Friday, October 9, 2009

every time damon gets sick (1: i never get sick, 2: this has only happened 3 times since we've dated anyway...), i CRAVE chicken noodle soup. why? because i love soup so much. and chicken noodle is the VERY BEST KIND. so i take the opportunity while my man is feeling down in the dumps to return to my love affair with...

The Lady's Chicken Noodle Soup.

(oh, you don't know who The Lady is? that's too bad. you haven't experienced the extravagance of big jewels, big hair, big big BIG southern drawl, and sticks of 'buttah' galore? please, allow me to indulge your wildest creamiest cheesiest fattiest most comforting comforty foodest ever...

in the meantime, GO MAKE THIS SOUP! (and see my variations at the bottom)

The Lady's Chicken Noodle Soup

Recipe courtesy Paula Deen

Prep Time:
25 min
Inactive Prep Time:
--
Cook Time:
1 hr 0 min
Level:
Easy
Serves:
8 to 10 servings

Ingredients

Stock:

  • 1 (2 1/2 to 3-pound) fryer chicken, cut up
  • 3 1/2 quarts water
  • 1 onion, peeled and diced
  • 1 1/2 to 2 teaspoons Italian seasoning
  • 1 teaspoon lemon-pepper seasoning
  • 3 cloves garlic, minced
  • 4 bay leaves
  • 3 chicken bouillon cubes
  • Kosher salt and freshly ground black pepper

Soup:

  • 2 cups sliced carrots
  • 2 cups sliced celery, with leafy green tops
  • 2 1/2 cups uncooked egg noodles
  • 1 cup sliced mushrooms
  • 3 tablespoons chopped fresh parsley leaves
  • 1/3 cup cooking sherry
  • 2 teaspoons chopped fresh rosemary leaves
  • 1 cup grated Parmesan, optional
  • 3/4 cup heavy cream, optional
  • Seasoning salt
  • Freshly ground black pepper
  • Crusty French bread, for serving

Directions

For the stock: add all ingredients to a soup pot. Cook until chicken is tender, about 35 to 45 minutes. Remove chicken from pot and set aside to cool. Remove and discard bay leaves and onion. You should have approximately 3 quarts of stock. When chicken is cool enough to touch, pick bones clean, discarding bones, skin, and cartilage. Set chicken aside.

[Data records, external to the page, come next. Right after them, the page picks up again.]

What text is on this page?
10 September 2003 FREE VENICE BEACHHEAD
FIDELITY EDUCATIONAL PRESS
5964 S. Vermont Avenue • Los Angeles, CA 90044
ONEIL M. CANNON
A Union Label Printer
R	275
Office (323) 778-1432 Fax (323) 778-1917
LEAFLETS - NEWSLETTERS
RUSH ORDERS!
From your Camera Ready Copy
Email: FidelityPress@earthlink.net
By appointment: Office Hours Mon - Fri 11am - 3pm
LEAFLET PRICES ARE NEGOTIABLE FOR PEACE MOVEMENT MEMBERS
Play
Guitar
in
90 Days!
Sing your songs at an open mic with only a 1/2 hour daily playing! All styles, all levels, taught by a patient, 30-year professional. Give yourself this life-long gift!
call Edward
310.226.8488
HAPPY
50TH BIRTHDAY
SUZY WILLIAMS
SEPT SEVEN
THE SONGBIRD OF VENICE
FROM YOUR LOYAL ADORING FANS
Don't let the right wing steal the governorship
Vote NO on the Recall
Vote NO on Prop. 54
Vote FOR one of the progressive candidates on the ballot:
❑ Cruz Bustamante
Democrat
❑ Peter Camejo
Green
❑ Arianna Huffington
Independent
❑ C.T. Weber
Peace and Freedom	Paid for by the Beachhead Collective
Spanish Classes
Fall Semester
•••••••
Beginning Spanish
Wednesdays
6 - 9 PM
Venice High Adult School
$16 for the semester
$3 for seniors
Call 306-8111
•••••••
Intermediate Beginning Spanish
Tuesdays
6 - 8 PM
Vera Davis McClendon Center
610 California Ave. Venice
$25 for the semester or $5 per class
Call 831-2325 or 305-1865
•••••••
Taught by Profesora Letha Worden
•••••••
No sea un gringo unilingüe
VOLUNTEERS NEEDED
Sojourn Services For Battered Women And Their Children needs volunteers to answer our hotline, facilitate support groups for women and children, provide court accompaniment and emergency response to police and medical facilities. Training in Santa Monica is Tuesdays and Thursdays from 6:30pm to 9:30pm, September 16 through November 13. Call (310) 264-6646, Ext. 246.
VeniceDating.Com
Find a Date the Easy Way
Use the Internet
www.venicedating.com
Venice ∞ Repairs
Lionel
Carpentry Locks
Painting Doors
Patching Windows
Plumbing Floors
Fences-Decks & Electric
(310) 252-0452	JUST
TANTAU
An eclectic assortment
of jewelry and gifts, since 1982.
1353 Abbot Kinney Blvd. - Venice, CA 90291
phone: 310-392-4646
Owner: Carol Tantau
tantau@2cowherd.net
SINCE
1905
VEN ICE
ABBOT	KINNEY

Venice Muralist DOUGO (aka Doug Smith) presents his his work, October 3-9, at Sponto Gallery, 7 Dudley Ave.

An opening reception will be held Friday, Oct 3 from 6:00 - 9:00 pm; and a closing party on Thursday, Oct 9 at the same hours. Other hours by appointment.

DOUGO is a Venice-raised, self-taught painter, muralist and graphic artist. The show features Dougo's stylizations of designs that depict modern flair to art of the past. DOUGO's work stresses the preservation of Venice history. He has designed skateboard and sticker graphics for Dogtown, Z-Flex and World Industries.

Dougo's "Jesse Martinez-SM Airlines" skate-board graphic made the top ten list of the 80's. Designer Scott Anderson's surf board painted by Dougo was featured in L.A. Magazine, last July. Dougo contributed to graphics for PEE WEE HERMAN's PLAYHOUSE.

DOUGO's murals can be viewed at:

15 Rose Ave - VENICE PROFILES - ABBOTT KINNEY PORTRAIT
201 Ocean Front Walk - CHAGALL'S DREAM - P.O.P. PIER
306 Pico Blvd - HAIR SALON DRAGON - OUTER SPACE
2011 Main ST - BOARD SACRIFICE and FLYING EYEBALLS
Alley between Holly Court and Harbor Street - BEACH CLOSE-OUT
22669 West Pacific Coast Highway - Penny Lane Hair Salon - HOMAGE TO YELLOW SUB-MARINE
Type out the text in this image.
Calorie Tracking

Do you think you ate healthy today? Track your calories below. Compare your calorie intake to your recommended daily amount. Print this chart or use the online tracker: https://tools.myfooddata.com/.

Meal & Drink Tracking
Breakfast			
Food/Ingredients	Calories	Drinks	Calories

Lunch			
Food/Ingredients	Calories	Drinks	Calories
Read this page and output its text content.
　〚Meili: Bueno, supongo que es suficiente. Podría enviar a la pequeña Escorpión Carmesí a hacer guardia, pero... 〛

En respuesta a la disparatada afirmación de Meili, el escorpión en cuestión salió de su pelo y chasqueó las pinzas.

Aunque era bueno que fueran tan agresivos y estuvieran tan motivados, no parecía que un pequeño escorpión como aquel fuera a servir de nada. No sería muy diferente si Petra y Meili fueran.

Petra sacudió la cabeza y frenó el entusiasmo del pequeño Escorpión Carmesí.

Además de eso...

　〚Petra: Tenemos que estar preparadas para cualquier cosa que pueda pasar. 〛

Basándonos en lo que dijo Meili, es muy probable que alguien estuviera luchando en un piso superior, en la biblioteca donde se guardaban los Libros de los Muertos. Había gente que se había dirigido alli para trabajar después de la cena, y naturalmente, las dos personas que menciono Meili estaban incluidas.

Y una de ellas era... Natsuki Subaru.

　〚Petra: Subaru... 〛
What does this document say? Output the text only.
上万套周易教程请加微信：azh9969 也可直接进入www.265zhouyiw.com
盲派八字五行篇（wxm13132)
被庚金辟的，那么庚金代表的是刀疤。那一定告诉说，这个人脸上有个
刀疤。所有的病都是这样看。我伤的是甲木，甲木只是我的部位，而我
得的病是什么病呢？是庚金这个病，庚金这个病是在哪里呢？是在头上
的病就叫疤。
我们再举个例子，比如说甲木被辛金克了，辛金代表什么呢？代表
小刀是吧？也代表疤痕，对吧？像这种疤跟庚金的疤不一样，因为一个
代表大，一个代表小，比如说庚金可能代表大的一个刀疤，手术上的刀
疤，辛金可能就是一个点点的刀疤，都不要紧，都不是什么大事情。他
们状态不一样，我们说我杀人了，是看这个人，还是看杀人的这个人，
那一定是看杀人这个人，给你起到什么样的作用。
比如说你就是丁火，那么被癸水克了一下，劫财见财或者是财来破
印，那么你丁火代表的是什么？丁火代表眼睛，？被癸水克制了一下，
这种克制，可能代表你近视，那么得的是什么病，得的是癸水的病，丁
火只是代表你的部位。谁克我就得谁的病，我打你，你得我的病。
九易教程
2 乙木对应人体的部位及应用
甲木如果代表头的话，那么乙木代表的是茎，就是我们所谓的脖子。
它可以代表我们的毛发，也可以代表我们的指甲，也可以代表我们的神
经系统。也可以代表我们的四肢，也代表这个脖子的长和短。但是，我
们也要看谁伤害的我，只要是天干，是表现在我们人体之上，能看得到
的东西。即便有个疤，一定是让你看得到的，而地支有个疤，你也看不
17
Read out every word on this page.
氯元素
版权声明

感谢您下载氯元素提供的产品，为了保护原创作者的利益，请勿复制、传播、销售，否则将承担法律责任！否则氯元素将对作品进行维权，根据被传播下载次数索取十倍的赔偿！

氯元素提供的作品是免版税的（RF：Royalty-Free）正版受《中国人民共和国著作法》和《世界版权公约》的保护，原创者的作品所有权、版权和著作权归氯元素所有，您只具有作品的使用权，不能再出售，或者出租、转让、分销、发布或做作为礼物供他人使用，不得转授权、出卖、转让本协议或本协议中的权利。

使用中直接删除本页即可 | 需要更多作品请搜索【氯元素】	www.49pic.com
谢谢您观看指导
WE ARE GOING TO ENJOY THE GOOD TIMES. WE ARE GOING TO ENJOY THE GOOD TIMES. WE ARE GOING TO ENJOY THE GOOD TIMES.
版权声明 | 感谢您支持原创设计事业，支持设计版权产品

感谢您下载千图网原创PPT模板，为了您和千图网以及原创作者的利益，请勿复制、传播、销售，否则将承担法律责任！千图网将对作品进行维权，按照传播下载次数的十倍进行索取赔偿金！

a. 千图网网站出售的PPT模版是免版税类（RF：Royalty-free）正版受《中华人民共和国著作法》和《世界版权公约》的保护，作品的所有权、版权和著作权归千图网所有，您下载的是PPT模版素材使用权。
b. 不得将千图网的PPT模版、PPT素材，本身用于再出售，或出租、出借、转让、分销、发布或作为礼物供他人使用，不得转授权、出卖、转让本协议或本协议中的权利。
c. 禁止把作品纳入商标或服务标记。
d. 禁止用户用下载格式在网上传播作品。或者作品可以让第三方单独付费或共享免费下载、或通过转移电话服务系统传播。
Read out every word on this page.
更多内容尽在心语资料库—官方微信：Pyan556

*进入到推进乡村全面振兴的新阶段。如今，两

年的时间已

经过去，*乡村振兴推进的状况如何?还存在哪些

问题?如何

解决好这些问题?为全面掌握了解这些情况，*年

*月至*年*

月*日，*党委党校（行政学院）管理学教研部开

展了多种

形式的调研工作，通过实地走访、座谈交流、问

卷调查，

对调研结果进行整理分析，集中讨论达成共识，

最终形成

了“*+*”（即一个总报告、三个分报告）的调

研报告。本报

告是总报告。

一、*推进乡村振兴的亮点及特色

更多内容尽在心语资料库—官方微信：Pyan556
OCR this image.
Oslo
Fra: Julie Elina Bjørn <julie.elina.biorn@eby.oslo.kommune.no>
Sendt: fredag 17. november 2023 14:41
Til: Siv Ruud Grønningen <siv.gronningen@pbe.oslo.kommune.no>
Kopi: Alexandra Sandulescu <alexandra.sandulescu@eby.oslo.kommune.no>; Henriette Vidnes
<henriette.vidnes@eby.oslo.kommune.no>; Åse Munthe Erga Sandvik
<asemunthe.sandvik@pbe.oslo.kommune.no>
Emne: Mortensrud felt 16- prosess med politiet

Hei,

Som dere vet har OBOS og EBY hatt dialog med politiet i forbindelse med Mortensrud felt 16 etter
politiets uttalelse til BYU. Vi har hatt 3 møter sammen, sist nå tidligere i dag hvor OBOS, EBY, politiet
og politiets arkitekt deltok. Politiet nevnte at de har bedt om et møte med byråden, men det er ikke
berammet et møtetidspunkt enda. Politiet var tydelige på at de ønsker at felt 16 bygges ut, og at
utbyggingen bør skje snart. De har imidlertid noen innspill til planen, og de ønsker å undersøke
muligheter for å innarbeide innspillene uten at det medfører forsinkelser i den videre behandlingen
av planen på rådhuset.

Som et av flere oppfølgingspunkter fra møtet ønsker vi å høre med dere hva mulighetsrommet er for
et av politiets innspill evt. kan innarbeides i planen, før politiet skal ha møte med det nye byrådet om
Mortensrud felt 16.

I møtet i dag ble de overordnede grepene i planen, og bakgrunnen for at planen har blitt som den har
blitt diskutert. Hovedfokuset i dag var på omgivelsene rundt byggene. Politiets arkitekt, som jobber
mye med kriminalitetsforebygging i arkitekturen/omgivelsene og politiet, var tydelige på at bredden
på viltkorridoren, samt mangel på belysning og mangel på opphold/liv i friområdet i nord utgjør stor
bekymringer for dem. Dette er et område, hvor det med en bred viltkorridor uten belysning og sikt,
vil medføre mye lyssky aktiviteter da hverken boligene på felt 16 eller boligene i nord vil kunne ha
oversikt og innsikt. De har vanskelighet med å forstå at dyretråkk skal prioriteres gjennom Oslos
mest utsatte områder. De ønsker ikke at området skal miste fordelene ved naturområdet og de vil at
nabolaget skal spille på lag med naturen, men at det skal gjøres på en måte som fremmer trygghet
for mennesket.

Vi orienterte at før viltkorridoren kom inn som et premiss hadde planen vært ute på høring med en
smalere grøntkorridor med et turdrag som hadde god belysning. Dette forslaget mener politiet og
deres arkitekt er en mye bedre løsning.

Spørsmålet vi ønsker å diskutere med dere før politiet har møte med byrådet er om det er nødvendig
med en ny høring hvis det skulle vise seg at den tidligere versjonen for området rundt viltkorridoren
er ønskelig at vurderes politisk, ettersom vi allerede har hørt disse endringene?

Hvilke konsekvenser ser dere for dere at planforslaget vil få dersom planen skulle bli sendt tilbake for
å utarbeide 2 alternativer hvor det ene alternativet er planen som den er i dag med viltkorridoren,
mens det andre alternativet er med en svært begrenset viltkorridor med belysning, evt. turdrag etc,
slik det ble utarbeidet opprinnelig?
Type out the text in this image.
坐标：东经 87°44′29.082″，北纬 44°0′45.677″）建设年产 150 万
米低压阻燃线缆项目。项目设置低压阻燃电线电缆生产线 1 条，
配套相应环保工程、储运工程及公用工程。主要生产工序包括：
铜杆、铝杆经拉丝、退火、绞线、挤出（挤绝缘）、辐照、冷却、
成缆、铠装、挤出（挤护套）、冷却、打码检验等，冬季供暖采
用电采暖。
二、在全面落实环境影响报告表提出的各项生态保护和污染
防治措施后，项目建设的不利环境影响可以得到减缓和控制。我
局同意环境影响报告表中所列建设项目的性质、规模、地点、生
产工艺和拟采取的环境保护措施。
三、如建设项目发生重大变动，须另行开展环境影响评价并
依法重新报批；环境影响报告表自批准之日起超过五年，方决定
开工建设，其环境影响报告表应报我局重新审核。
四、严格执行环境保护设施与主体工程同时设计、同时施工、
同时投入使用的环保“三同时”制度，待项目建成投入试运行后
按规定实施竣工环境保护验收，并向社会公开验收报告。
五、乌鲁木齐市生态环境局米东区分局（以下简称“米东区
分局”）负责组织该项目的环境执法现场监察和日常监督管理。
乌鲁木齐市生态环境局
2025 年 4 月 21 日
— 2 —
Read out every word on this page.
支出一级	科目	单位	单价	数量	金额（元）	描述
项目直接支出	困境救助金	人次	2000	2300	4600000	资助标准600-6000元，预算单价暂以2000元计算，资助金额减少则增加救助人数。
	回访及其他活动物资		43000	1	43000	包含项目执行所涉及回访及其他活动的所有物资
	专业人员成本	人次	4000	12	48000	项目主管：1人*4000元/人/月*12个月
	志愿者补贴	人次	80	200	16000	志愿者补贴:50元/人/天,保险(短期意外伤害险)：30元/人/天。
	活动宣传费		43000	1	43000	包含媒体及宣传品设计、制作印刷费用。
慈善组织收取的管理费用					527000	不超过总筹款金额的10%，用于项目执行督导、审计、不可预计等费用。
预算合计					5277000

For the soup: bring stock back to a boil, add carrots, and cook for 3 minutes. Add celery and continue to cook for 5 to 10 minutes. Add egg noodles and cook according to directions on package. When noodles are done, add chicken, mushrooms, parsley, sherry and rosemary. Add Parmesan and cream, if using. Cook for another 2 minutes. Adjust seasoning, if needed, by adding seasoning salt and pepper. Enjoy along with a nice hot crusty loaf of French bread.


ok, now wanna know how i cheat? i buy chicken stock from the store. i don't boil a whole chicken, i just throw those chicken tenders in the boiling stock (i usually buy 2 jugs of stock and then just ad more water and a chicken boullion or 2), i use dried rosemary cause i can never find it fresh at normal stores

seriously, enjoy your heart out- the cream makes the soup, so i advise against skipping it. the parmasean is hit or miss, sometimes it clumps too much for my tastes. but i still love it.